An area south of the Chehalis Basin which Pat and I visited multiple times was Salmon Creek southeast of Toledo. The pseudocoprolites for which the area is famous are found in the late Miocene (6.1Ma) Wilkes formation+ but based on the lithology of that formation - volcanic mudflow, lakebed and ashfall deposits - I don't think that's the source of the carnelian we found in the streambed gravels. I assume the agate washes out of overlying gravels, age and origin again unknown.
Green Mountain just east of Kalama (mapped point may not be correct) was another of our favorite spots. The geology is simpler. The whole mountain is composed of volcanic rock dated to the late Eocene (38-35 Ma). We found agates in and under the bed of a small stream incised maybe 30 feet into a gentle slope near the top of the mountain. The agates were rough, as if they had weathered out of the host rock with minimal stream transport afterwards. The soil in the area looked deep, perhaps 10-20 feet or more, and if I remember correctly it did not contain much rock. That and the gentle topography suggest deep chemical weathering over a long period of time. Millions of years? If so, that's some seriously old dirt.
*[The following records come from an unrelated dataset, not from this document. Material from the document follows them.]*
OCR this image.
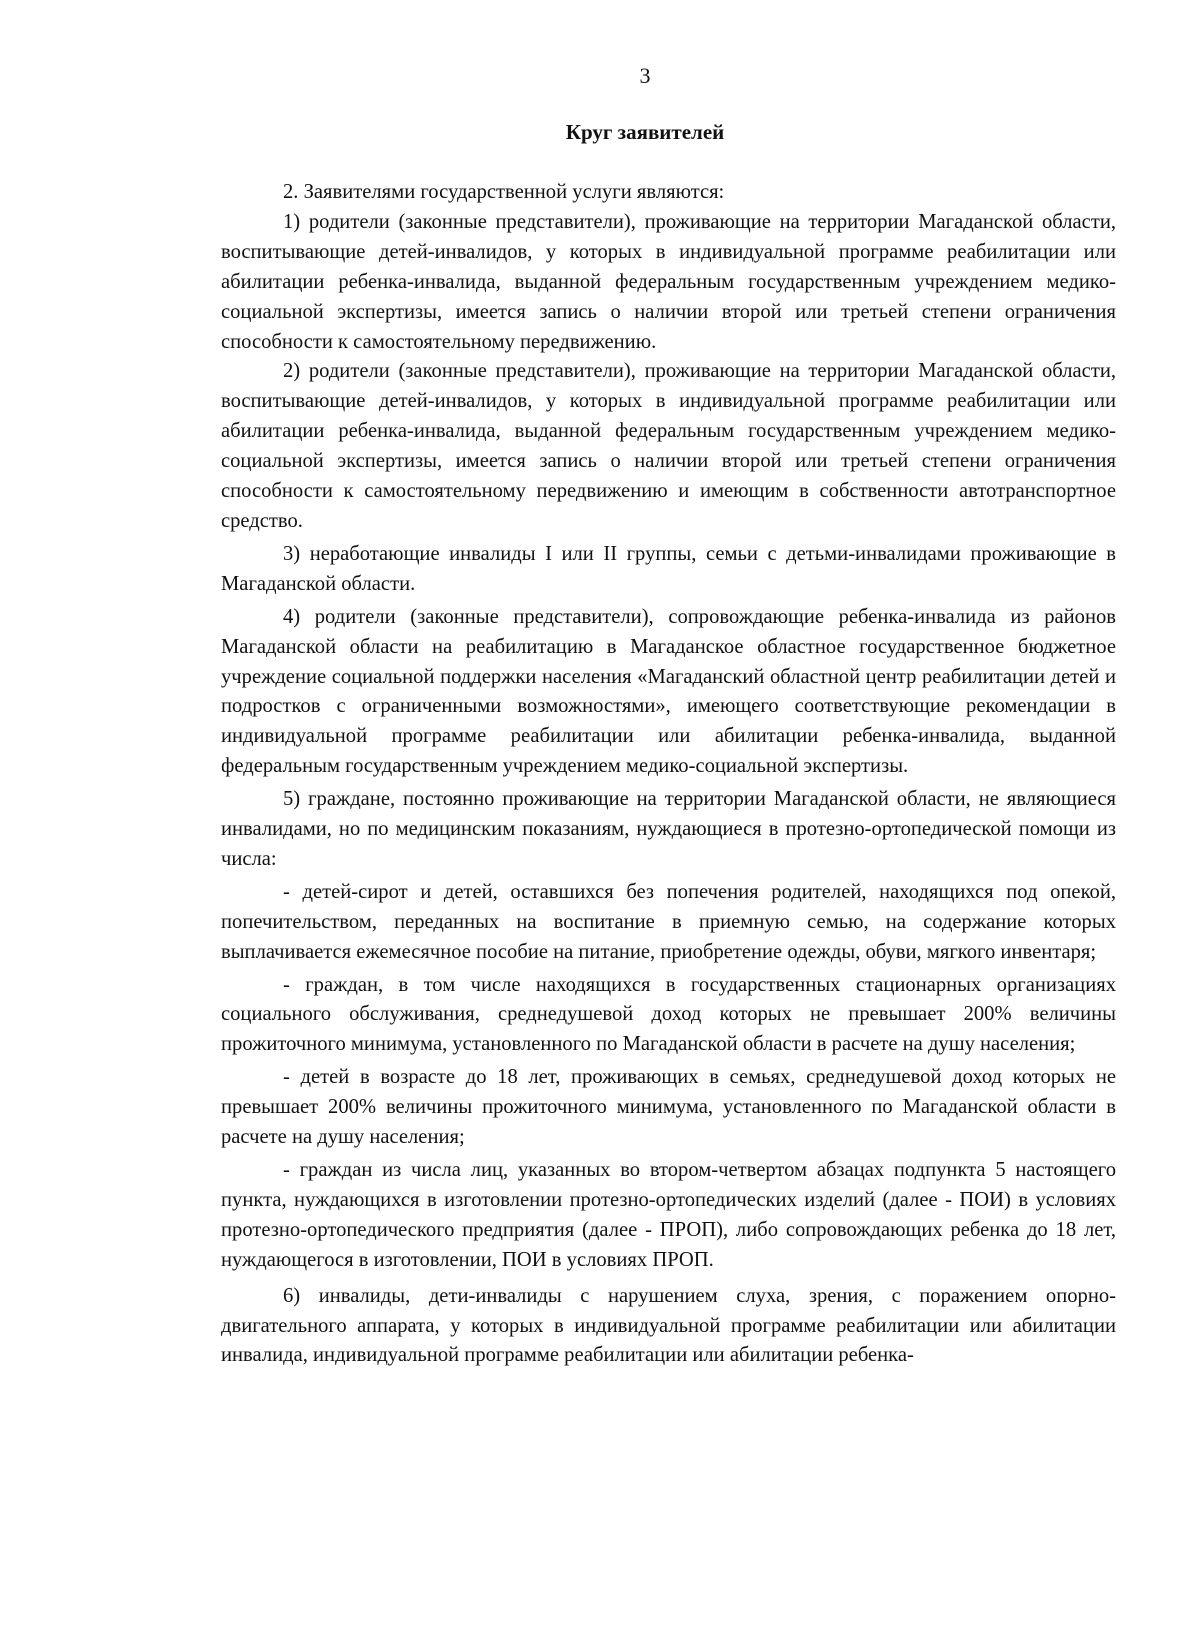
3
Круг заявителей

2. Заявителями государственной услуги являются:

1) родители (законные представители), проживающие на территории Магаданской области, воспитывающие детей-инвалидов, у которых в индивидуальной программе реабилитации или абилитации ребенка-инвалида, выданной федеральным государственным учреждением медико-социальной экспертизы, имеется запись о наличии второй или третьей степени ограничения способности к самостоятельному передвижению.

2) родители (законные представители), проживающие на территории Магаданской области, воспитывающие детей-инвалидов, у которых в индивидуальной программе реабилитации или абилитации ребенка-инвалида, выданной федеральным государственным учреждением медико-социальной экспертизы, имеется запись о наличии второй или третьей степени ограничения способности к самостоятельному передвижению и имеющим в собственности автотранспортное средство.

3) неработающие инвалиды I или II группы, семьи с детьми-инвалидами проживающие в Магаданской области.

4) родители (законные представители), сопровождающие ребенка-инвалида из районов Магаданской области на реабилитацию в Магаданское областное государственное бюджетное учреждение социальной поддержки населения «Магаданский областной центр реабилитации детей и подростков с ограниченными возможностями», имеющего соответствующие рекомендации в индивидуальной программе реабилитации или абилитации ребенка-инвалида, выданной федеральным государственным учреждением медико-социальной экспертизы.

5) граждане, постоянно проживающие на территории Магаданской области, не являющиеся инвалидами, но по медицинским показаниям, нуждающиеся в протезно-ортопедической помощи из числа:

- детей-сирот и детей, оставшихся без попечения родителей, находящихся под опекой, попечительством, переданных на воспитание в приемную семью, на содержание которых выплачивается ежемесячное пособие на питание, приобретение одежды, обуви, мягкого инвентаря;

- граждан, в том числе находящихся в государственных стационарных организациях социального обслуживания, среднедушевой доход которых не превышает 200% величины прожиточного минимума, установленного по Магаданской области в расчете на душу населения;

- детей в возрасте до 18 лет, проживающих в семьях, среднедушевой доход которых не превышает 200% величины прожиточного минимума, установленного по Магаданской области в расчете на душу населения;

- граждан из числа лиц, указанных во втором-четвертом абзацах подпункта 5 настоящего пункта, нуждающихся в изготовлении протезно-ортопедических изделий (далее - ПОИ) в условиях протезно-ортопедического предприятия (далее - ПРОП), либо сопровождающих ребенка до 18 лет, нуждающегося в изготовлении, ПОИ в условиях ПРОП.

6) инвалиды, дети-инвалиды с нарушением слуха, зрения, с поражением опорно-двигательного аппарата, у которых в индивидуальной программе реабилитации или абилитации инвалида, индивидуальной программе реабилитации или абилитации ребенка-
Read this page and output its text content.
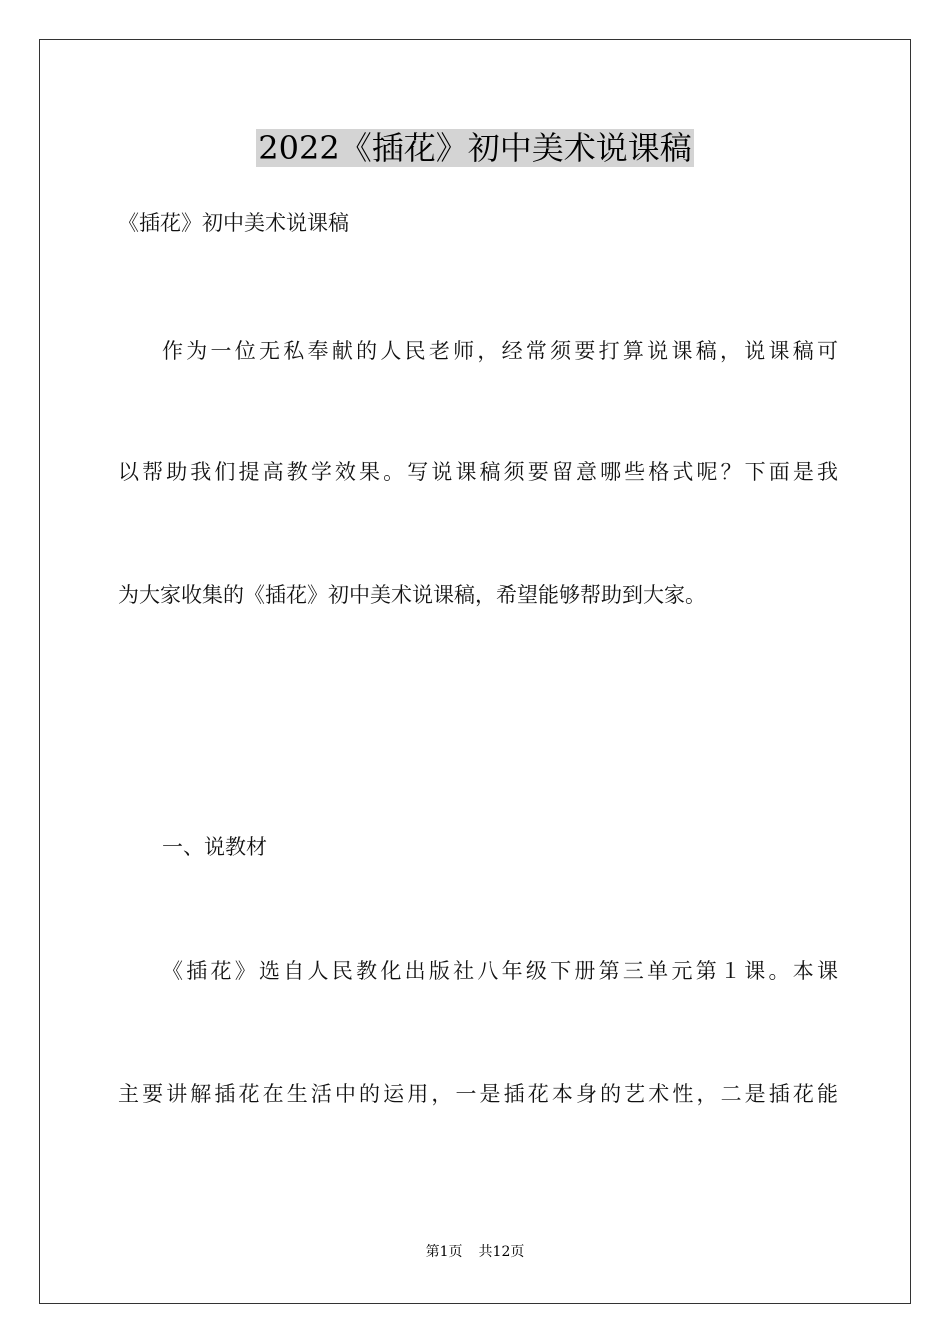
2022《插花》初中美术说课稿
《插花》初中美术说课稿
作为一位无私奉献的人民老师，经常须要打算说课稿，说课稿可
以帮助我们提高教学效果。写说课稿须要留意哪些格式呢？下面是我
为大家收集的《插花》初中美术说课稿，希望能够帮助到大家。
一、说教材
《插花》选自人民教化出版社八年级下册第三单元第１课。本课
主要讲解插花在生活中的运用，一是插花本身的艺术性，二是插花能
第1页 共12页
In one area where the stream valley opened up into a floodplain maybe thirty feet wide we had to dig down through about two feet of soil to reach the stream gravel which contained the agates. The gravel layer was less than a foot thick and lay on top of a dense fine-grained pinkish white silt. The silt layer was fairly easy to dig, not sticky like clay, and contained no rock at all. It was at least a foot thick. I didn't dig deeper because I was looking for agates, not answers. Now I wish I had devoted more energy to answers.
Meanwhile
Meanwhile we're still watching the birds visiting our feeders in the back yard. Usually we sit inside looking out through the glass of the French doors off the kitchen but yesterday it was warm enough that I sat for an hour outside on the back deck. I was surprised how much closer to the action I felt. Though in reality the birds were still 15-20 feet away, I felt as if I could almost feel the little brush of air from their wings as they flew, and see their individual feathers as if I were using binoculars.
The winter birds are still here but the yard is well on the way into spring. The magnolia buds are flopping open, their pink petals flaring vaselike but far too disorganized to hold water. The pale pink currant has extended its flower clusters and the flower buds of the Aztec Pearl are showing like, well, clusters of pale green pearls. Out front the purple plum trees up and down the street are already shedding petals.
It wasn't quite warm enough to sit out today but within a few days it's supposed to get into the low 60's. That might be enough to inspire us to go out birding somewhere, maybe to look for Mountain Quail over by the Hood Canal. They've started calling after being quiet all winter. It's an annual tradition every spring, a morning excursion over there to go listen for them. Last year we not only heard them but saw them too, but that doesn't happen every year.
Well, time to wrap up this entry. Darchelle had a class this evening upstairs over Zoom but she's done now and its time to finish up supper - some steamed vegetables for her and blended cauliflower soup, beer and cheese for me. I need another 300 calories before bed.